Safi had already admitted wounding with intent to cause grievous bodily harm to his landlord, actual bodily harm to the boy, and possession of an offensive weapon. The pattern is unmistakable. A man enters a quiet suburban street, attacks two people, then lashes out at a complete stranger who happens to walk by with his dog.
What makes this tragedy sharper is the background. Safi entered the United Kingdom hidden in a lorry in 2020. He was granted asylum in 2022. He gave a false date of birth that made him appear several years younger than his true age of 28. These details surface after the blood has been cleaned from the pavement and a decent man lies dead.

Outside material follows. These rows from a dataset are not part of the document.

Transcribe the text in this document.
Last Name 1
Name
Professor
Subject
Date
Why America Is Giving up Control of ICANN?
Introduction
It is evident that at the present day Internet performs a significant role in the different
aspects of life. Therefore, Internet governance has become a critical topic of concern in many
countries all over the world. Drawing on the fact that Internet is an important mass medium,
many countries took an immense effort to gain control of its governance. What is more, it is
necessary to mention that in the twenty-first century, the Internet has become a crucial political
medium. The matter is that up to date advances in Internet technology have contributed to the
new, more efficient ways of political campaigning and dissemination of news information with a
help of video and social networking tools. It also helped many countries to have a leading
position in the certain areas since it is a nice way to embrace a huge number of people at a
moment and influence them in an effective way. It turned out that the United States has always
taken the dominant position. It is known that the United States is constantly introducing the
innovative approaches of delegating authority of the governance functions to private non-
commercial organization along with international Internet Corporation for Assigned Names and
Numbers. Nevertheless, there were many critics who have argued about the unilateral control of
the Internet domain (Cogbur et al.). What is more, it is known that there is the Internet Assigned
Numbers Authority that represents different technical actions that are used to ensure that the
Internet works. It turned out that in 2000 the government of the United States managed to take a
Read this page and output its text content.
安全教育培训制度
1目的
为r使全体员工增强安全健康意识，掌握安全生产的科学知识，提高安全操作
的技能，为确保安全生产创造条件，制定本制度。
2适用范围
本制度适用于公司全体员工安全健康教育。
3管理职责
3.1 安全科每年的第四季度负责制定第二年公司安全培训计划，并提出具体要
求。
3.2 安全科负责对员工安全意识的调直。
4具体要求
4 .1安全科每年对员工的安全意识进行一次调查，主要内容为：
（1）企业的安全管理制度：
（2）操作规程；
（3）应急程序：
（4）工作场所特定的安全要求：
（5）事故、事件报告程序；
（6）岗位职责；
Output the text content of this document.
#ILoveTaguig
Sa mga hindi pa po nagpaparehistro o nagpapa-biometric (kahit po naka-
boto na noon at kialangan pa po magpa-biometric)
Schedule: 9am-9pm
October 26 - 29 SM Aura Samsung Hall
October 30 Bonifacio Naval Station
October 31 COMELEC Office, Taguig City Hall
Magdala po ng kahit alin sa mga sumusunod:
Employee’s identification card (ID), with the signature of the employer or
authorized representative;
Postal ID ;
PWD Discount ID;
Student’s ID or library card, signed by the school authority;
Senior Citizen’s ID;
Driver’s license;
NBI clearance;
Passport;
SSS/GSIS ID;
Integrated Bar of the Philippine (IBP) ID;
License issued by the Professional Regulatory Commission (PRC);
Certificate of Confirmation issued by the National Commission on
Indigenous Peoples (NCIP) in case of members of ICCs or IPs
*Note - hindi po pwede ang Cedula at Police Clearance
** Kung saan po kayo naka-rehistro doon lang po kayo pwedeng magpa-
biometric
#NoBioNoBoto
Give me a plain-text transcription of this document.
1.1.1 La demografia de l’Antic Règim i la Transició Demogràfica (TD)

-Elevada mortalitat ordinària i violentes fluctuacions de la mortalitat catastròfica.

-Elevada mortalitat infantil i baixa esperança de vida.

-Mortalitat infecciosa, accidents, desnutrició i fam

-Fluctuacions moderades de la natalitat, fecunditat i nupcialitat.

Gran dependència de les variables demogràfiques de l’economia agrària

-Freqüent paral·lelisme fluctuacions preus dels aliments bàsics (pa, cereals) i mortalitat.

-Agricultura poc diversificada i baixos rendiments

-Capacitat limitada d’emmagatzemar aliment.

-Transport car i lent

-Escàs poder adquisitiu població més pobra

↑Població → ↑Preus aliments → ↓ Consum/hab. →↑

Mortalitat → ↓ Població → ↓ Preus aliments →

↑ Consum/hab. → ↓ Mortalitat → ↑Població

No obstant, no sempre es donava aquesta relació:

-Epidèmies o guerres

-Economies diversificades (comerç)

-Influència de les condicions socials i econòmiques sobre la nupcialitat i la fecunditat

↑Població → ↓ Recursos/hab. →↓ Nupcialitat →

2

Britain has grown wearily familiar with such stories. Ordinary citizens going about their lives, cut down by individuals whose path through the system was never properly checked or managed. The acceptance of a diminished responsibility plea, however medically grounded, leaves the public asking whether the threshold for full accountability has been set too low when the violence is this extreme.